Might I venture to suggest that answers are to be found in the writings of positive (as opposed to normative) economists, with specific attention to Adam Smith, Richard Cobden and John Bright (of the Anti-Corn Law League), Frédéric Bastiat, Ludwig von Mises, Friedrich von Hayek, Henry Hazlitt, Murray Rothbard, Thomas Sowell, Walter Williams, Thomas DiLorenzo, and Walter Block
Sorry if I’ve left anybody out.
In terms of expense associated with such reading, the Web gives access to much that these scholars have written, including the opportunity to extensively sample the recent promulgations of currently practicing scholars such as Dr. DiLorenzo, Dr. Block, and Dr.
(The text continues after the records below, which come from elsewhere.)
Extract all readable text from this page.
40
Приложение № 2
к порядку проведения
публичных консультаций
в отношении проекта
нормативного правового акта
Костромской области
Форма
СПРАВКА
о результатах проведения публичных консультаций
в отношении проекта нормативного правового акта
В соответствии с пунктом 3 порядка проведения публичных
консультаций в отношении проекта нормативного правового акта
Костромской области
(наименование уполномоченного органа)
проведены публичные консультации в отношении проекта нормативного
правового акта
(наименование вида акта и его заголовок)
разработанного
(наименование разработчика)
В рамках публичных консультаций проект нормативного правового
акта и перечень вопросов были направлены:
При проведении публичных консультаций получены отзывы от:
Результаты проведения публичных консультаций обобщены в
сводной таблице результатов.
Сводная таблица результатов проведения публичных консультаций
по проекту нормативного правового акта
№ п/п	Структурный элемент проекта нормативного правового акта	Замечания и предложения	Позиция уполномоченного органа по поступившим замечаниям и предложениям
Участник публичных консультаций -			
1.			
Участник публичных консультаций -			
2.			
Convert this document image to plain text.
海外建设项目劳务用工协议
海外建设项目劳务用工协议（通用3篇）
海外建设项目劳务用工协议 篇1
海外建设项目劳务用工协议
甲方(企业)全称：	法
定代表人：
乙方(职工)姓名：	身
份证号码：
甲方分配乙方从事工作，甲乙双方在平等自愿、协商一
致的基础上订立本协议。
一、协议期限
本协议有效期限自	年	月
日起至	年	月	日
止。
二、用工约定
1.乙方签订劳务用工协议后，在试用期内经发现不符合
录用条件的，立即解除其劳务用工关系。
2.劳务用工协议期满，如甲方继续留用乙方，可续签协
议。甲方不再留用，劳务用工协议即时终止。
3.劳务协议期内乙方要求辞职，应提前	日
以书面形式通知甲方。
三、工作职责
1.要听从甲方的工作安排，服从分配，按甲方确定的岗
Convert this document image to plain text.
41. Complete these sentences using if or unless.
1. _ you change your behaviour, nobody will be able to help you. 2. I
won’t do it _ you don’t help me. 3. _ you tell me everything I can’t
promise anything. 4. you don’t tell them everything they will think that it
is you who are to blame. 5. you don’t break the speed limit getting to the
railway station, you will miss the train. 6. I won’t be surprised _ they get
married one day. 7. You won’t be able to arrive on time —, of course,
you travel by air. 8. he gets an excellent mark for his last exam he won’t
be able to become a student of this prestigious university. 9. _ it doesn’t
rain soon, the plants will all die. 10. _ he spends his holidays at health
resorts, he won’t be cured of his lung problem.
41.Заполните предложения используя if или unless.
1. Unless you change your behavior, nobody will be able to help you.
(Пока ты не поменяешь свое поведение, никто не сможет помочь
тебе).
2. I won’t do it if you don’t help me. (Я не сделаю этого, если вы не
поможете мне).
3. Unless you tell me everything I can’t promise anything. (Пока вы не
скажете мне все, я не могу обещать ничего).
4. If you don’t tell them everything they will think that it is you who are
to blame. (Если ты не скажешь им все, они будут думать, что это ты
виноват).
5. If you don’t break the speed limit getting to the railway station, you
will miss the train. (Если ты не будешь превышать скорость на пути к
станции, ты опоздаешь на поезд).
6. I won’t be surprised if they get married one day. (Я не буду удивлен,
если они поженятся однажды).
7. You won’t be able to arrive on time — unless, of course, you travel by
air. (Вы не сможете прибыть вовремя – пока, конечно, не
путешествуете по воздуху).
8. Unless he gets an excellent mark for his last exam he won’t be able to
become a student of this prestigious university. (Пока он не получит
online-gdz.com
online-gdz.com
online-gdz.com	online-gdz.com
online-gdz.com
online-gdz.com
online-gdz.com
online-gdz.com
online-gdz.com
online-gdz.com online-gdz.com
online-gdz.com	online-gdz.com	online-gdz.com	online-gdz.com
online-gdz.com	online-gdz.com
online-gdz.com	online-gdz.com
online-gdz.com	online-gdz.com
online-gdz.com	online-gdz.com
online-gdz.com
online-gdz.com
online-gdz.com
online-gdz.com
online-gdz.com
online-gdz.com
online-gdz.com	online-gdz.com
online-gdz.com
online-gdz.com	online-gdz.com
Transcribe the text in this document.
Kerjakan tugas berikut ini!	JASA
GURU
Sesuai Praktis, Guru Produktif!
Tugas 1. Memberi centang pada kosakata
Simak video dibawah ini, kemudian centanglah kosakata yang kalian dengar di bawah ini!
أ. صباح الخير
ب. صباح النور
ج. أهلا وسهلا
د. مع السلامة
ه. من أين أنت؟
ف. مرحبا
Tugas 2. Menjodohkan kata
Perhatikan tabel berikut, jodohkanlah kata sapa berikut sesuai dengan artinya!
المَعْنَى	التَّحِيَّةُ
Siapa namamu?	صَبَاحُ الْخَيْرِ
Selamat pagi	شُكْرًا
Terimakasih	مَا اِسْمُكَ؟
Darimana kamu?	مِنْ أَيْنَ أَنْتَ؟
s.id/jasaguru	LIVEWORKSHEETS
Sowell.
For light entertainment incidental to this process, permit me to recommend the novels Alongside Night (J. Neil Schulman, 1979) and An Enemy of the State (F. Paul Wilson, 1980).
If you haven’t read either of those two works of fiction – which bear up remarkably well despite their ages – you really ought to get your hands on ’em.
Especially now that the Euro is descending to its intrinsic value (i.e., the smelter price of the base metal tokens into which a one-Euro note can be broken) and our Mombasa Messiah is channeling Rudolf E. A. Havenstein (look up “Weimar Republic” and “hyperinflation”) to make the U.S. dollar worth precisely as much as that JPG computer graphic image he’s been passing off as a legitimate Certification of Live Birth.

May 27, 2010 1:46 am

The other night I was driving through a bad neighborhood and I saw Climate Change stealing a TV out of someone’s house.
Seriously though, it’s a fad. It’s a straw-bogeyman that everybody can feel good about taking a swipe at as a blanket excuse. As soon as it’s cool to boo someone off a stage for bringing up Climate Change it will disappear. That time might be near!

evilincandescentbulb
May 27, 2010 7:41 am

AGW prognosticating was a smithy’s craft. In an age of technology, reason and hope, they traded for sheepskins by pounding out the coffin nails that were used to bury science.